Chiral topological phases in optical lattices without synthetic fields

TL;DR

This paper proposes a method to realize chiral topological phases in optical lattices using dipolar fermions in frustrated kagome lattices, avoiding synthetic fields and their associated heating issues.

Contribution

It demonstrates, through numerical modeling, that dipolar interactions in a kagome lattice can spontaneously break time reversal symmetry to produce a topological Mott insulator.

Findings

Interaction-driven topological phase identified in dipolar fermions

Spontaneous time reversal symmetry breaking observed

Feasible experimental parameters estimated for realization

Abstract

Synthetic fields applied to ultracold quantum gases can realize topological phases that transcend conventional Bose and Fermi-liquid paradigms.
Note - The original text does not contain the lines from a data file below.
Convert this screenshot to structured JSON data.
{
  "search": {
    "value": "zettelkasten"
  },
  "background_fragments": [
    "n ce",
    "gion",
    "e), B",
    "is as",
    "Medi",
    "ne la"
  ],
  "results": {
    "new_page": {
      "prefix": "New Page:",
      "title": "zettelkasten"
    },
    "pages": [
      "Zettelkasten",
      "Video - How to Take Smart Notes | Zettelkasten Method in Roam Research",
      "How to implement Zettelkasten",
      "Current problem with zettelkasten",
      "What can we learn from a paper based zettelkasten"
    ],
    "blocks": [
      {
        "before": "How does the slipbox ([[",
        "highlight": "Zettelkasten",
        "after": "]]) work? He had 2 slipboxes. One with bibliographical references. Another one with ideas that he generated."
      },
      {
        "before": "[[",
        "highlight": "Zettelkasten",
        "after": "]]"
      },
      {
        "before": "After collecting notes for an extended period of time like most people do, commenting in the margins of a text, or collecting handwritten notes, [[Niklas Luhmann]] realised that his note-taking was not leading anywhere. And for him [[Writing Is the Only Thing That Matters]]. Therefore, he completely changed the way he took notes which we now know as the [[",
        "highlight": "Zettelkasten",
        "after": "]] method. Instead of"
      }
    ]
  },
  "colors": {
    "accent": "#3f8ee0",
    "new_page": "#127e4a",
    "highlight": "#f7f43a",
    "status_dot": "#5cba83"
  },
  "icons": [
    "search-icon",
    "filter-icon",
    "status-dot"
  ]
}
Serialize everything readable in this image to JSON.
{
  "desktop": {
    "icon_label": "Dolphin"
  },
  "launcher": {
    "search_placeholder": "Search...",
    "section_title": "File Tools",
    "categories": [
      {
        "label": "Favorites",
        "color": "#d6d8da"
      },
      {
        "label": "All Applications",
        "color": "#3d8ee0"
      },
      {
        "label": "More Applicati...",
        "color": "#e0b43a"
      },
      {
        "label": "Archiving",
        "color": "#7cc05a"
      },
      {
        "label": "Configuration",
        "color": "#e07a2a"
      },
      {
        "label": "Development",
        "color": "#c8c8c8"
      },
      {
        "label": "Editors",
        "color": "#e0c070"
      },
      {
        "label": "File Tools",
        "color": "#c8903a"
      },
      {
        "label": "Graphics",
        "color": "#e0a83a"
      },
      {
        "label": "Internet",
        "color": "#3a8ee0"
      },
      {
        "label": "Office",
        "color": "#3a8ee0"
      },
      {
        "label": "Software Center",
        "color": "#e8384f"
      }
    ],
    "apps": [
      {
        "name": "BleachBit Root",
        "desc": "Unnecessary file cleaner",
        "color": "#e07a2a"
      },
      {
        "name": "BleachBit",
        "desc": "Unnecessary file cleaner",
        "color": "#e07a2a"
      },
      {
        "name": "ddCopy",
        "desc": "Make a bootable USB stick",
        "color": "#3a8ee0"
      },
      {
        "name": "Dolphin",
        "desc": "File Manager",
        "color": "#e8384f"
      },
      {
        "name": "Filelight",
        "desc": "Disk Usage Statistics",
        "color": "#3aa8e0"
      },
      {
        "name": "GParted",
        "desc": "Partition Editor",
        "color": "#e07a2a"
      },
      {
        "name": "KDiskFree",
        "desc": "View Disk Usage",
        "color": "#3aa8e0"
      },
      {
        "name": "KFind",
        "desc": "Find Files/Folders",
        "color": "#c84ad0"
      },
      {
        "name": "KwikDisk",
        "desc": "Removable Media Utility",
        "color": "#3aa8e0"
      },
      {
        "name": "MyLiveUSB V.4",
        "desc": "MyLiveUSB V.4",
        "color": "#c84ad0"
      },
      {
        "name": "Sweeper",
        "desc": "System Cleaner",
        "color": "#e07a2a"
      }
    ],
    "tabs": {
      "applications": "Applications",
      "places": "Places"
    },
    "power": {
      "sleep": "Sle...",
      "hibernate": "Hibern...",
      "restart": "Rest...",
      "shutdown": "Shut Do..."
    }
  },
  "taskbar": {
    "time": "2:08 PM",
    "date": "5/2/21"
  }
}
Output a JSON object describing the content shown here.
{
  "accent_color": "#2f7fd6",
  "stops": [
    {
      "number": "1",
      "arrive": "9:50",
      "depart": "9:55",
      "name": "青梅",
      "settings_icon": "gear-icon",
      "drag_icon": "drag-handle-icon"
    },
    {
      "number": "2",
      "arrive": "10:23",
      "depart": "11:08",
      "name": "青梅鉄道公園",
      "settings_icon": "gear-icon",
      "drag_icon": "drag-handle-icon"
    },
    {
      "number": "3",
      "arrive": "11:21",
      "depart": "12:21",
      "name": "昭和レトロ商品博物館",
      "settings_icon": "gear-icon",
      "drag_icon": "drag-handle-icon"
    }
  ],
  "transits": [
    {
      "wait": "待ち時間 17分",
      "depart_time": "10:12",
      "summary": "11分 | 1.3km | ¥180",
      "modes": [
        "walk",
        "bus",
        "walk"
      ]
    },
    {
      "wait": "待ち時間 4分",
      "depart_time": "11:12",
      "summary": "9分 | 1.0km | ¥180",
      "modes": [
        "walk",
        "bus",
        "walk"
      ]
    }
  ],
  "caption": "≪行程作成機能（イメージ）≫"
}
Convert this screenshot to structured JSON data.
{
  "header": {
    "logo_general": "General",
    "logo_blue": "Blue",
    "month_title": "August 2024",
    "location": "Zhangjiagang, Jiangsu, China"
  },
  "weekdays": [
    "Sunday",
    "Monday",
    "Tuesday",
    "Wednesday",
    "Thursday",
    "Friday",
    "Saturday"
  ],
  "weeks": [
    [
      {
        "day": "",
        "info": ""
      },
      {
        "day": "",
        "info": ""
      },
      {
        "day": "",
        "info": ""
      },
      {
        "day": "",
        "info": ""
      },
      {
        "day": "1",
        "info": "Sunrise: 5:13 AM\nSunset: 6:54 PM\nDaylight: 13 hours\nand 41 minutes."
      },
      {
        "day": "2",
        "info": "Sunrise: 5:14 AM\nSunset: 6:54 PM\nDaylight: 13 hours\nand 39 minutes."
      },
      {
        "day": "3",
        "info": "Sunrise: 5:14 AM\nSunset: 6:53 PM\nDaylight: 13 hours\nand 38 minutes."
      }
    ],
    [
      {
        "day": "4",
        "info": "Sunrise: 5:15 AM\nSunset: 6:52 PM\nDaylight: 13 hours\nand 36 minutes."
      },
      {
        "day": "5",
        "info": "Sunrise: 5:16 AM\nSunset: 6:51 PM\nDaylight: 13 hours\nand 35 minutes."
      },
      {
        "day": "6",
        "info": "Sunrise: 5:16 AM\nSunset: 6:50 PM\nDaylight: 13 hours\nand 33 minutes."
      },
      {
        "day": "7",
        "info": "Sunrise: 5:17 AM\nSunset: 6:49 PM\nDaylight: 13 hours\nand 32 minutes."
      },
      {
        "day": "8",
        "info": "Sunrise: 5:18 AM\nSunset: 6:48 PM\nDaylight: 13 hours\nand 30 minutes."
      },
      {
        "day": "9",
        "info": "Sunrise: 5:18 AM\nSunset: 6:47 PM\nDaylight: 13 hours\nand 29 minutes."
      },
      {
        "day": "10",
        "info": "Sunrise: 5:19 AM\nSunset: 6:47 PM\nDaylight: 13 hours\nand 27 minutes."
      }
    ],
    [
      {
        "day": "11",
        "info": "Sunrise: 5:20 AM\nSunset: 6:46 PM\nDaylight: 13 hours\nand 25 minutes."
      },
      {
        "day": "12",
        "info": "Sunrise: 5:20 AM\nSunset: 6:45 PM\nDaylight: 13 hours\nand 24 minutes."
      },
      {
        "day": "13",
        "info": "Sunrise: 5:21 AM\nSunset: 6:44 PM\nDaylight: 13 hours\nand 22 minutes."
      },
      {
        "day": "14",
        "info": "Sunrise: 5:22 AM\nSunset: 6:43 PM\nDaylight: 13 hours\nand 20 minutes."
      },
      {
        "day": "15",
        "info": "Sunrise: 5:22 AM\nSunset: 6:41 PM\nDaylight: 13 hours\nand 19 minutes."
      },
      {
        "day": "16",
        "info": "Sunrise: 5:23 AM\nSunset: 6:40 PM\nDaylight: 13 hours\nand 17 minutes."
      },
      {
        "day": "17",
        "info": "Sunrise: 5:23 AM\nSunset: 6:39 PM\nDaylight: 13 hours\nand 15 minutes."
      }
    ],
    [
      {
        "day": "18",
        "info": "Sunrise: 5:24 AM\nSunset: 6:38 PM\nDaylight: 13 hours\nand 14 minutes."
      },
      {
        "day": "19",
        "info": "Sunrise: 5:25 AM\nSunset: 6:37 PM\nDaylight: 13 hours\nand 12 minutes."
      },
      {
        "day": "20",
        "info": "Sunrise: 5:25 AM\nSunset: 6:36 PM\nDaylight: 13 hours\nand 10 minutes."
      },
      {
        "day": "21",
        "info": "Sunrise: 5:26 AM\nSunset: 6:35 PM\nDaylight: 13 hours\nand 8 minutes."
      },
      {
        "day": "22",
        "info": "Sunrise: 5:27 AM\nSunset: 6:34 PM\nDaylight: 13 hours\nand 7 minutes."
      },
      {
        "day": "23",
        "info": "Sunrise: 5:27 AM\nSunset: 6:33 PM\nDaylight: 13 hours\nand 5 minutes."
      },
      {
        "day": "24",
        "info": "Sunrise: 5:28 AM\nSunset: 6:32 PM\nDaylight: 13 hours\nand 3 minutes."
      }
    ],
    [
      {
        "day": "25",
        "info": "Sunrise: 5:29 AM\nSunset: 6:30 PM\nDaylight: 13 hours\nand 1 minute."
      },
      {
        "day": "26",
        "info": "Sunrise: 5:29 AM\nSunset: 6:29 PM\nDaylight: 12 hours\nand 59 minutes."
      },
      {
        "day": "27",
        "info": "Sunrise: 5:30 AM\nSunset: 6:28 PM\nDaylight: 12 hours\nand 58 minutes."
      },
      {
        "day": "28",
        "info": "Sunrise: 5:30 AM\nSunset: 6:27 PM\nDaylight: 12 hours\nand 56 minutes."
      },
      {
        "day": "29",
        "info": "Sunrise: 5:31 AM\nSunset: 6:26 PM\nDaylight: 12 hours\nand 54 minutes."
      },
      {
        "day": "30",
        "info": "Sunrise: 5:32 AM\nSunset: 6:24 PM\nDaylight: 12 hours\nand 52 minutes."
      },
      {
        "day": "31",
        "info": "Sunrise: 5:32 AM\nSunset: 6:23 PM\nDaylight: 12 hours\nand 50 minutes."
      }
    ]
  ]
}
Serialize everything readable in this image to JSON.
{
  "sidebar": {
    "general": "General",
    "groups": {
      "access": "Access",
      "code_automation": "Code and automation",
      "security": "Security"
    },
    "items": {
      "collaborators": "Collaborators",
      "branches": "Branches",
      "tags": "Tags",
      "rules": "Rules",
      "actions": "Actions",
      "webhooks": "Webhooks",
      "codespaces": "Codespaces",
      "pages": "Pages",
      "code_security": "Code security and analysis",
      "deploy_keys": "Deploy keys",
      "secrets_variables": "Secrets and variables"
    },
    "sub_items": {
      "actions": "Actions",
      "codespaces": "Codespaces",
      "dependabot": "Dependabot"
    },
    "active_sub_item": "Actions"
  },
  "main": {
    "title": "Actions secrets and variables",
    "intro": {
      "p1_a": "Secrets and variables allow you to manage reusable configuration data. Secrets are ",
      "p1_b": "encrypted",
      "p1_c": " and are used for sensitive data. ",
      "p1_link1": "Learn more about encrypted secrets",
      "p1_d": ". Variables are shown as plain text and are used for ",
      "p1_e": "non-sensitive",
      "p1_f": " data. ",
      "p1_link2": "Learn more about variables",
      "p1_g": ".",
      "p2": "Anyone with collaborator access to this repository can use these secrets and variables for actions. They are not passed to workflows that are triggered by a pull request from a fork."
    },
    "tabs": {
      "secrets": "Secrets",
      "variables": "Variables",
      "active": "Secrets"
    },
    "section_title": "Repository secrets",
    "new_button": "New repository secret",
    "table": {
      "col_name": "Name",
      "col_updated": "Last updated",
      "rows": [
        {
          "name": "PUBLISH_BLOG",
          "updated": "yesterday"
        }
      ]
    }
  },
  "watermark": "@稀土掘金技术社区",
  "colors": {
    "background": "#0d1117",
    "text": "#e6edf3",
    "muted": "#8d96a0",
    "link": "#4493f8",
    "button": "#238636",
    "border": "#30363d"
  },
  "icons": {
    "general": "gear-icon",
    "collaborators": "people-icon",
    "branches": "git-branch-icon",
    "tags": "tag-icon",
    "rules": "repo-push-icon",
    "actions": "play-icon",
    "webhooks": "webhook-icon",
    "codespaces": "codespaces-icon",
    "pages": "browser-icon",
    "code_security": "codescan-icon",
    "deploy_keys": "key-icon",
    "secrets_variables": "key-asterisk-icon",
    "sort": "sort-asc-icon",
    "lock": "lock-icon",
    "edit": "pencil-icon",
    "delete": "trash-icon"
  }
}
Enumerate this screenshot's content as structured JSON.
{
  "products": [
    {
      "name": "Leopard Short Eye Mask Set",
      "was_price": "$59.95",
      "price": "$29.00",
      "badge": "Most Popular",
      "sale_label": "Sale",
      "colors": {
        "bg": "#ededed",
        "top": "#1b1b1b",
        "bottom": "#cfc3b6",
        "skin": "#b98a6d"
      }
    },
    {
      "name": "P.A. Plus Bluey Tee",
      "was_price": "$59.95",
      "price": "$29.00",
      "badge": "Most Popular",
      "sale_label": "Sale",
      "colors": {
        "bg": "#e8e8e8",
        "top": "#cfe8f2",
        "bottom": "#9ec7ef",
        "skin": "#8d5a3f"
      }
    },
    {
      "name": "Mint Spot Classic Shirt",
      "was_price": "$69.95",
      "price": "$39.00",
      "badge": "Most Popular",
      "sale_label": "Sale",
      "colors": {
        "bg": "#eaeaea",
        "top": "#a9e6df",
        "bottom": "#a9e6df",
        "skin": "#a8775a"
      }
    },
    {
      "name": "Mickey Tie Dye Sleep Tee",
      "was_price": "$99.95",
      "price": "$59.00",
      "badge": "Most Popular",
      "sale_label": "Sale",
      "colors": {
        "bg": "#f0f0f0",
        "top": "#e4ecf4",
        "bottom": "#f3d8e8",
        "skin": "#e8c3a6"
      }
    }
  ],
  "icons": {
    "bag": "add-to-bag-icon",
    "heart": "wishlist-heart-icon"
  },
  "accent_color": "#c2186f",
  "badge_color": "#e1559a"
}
Raman laser beams in particular are under scrutiny as a route to create synthetic fields in neutral gases to mimic ordinary magnetic and electric fields acting on charged matter. Yet external laser beams can impose heating and losses that make cooling into many-body topological phases challenging. We propose that atomic or molecular dipoles placed in optical lattices can realize a topological phase without synthetic fields by placing them in certain frustrated lattices. We use numerical modeling on a specific example to show that the interactions between dipolar fermions placed in a kagome optical lattice spontaneously break time reversal symmetry to lead to a topological Mott insulator, a chiral topological phase generated entirely by interactions. We estimate realistic entropy and trapping parameters to argue that this intriguing phase of matter can be probed with quantum gases using a combination of recently implemented technologies.